Walka o IPN
Czołowi politycy PiS biją się o kontrolę nad IPN. W tle stanowiska, pieniądze i ludzkie szczątki
Jedną z największych politycznych sensacji ostatnich dni była informacja o tym, że wiceszef Instytutu Pamięci Narodowej prof. Krzysztof Szwagrzyk podał się do dymisji. Stał się ofiarą wojny wewnątrz partii władzy. Blisko było mu do szefa MON Macierewicza i coraz częściej ścierał się z "układem szczecińskim" w IPN, czyli ludźmi szefa Komitetu Wykonawczego PiS Joachima Brudzińskiego, posła ze Szczecina.
Mówi się, że frakcja szczecińska chciała przejąć kontrolę nad finansowaniem prowadzonych przez Szwagrzyka badań identyfikacyjnych żołnierzy podziemia niepodległościowego zamordowanych przez komunistów. Chodzi o badania prowadzone w ramach Polskiej Bazy Genetycznej Ofiar Totalitaryzmów – wspólnego projektu IPN oraz Pomorskiego Uniwersytetu Medycznego w Szczecinie. Ta baza ma być archiwum danych DNA ofiar wojen i terroru XX wieku oraz ich rodzin. Będzie unikatem w skali światowej. Jej stworzenie ma ułatwić identyfikację odnajdywanych szczątków ludzkich. Identyfikacja jest dokonywana poprzez porównanie DNA ofiar z materiałem genetycznym najbliższych członków rodzin.
Umowa o wspólnym utworzeniu bazy została zawarta 2012 r., jeszcze za poprzedniego prezesa IPN dr. Łukasza Kamińskiego. Do tej pory zgromadzono w niej ok. 900 próbek DNA ofiar pobranych po ekshumacjach oraz materiał porównawczy od ok. 1600 osób spokrewnionych z ofiarami. Jak dotąd, zakończono badania szczątków około 400 osób, czyli około sześciu osób miesięcznie. Gdy wraz z nowym rozdaniem PiS do IPN wszedł Szwagrzyk, zaczął się krytycznie przyglądać umowie z PUM. — Szwagrzyk uznał, że umowa jest tak sformułowana, że IPN nie ma kontroli nad procesem identyfikacji. Chciał to zmienić. Miał również zastrzeżenia do tempa prac badaczy z PUM, a nawet kwestionował ich jakość. Uważał też, że ta placówka jest zbyt droga i nie chciał akceptować niektórych wydatków (do tej pory do PUM trafiło ok. 2 mln zł plus ekstra pieniądze od rządu, np. 680 tys. zł z resortu nauki). Profesor zaczął nawet zamawiać badania na własną rękę w innych laboratoriach, np. we Wrocławiu.
Kiedy frakcja szczecińska dowiedziała się o jego działaniach, sprawa stanęła na ostrzu noża. W tej sytuacji Szwagrzyk złożył dymisję.

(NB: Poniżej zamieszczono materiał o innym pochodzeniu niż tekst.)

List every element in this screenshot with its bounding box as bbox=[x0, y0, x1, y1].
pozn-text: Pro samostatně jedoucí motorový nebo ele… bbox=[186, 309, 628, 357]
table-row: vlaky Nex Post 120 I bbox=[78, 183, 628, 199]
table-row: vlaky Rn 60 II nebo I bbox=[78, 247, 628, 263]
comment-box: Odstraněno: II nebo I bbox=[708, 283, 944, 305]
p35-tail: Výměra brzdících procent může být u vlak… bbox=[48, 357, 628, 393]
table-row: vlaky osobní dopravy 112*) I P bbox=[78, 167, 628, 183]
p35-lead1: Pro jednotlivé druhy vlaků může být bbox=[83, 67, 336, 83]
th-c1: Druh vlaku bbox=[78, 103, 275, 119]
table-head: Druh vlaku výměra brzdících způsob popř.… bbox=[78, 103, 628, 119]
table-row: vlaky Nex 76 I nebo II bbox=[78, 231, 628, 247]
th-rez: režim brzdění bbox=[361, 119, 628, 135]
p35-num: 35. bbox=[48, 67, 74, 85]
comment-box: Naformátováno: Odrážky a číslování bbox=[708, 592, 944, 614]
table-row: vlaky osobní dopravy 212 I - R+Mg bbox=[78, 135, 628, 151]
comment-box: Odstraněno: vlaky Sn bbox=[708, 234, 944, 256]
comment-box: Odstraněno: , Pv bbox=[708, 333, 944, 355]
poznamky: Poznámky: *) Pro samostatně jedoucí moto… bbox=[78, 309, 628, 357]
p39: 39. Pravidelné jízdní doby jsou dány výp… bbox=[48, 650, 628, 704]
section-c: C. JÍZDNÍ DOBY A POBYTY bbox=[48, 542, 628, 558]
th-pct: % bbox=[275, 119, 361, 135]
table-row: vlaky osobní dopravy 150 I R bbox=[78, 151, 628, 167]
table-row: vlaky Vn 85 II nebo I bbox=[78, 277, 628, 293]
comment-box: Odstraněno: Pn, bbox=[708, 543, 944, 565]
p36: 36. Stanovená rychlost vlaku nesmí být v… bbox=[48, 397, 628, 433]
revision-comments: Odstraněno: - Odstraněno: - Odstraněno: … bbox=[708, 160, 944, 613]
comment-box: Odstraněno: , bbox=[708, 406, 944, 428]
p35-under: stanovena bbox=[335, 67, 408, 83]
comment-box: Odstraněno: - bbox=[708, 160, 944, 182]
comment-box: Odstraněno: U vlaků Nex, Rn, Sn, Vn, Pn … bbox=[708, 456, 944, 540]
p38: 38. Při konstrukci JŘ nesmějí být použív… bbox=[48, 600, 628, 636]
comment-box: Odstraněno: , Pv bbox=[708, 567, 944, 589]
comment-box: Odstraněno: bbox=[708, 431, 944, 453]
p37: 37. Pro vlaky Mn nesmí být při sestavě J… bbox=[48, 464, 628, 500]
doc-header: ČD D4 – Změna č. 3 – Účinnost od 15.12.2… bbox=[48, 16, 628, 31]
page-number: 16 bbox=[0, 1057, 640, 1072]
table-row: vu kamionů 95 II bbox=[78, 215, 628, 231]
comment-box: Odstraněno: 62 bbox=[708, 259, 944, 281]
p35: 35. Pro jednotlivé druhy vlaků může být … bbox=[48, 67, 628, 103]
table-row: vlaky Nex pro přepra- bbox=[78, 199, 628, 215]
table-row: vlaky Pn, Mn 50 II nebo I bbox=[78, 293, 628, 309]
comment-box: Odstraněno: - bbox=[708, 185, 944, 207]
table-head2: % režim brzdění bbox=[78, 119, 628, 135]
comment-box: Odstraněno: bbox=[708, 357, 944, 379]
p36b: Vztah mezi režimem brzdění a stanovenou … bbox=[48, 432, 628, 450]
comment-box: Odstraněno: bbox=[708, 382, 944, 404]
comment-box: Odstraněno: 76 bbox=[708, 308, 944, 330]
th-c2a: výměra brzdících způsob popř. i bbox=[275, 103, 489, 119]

W tej wojnie jest jeszcze ktoś trzeci — to szef klubu PiS Ryszard Terlecki, były szef oddziału IPN w Krakowie. To on wylansował na prezesa IPN prof. Jarosława Szarka, mimo że początkowo lider PiS Jarosław Kaczyński obiecywał ten fotel prof. Sławomirowi Cenckiewiczowi, związanemu z Macierewiczem (ostatecznie trafił do Kolegium IPN, czyli organu doradczego). Terlecki próbuje wykorzystać obecne zamieszanie, by chronić swego protegowanego na czele IPN. ale także rozbić solidarność Szwagrzyka z Cenckiewiczem, bo ich uważa za główne zagrożenie.
Co będzie dalej? Kolegium IPN jednogłośnie odmówiło przyjęcia dymisji Szwagrzyka. Ale to tylko gest, zamrożenie konfliktu do końca miesiąca. Według informatorów Onet, w wierchuszce PiS zaakceptowano już dymisję Szwagrzyka. To by oznaczało, że profesor od szukania szczątków Żołnierzy Wyklętych może odejść ze stanowiska wiceprezesa IPN już z końcem lutego. To paradoks, bo 1 marca przypada Narodowy Dzień Pamięci "Żołnierzy Wyklętych".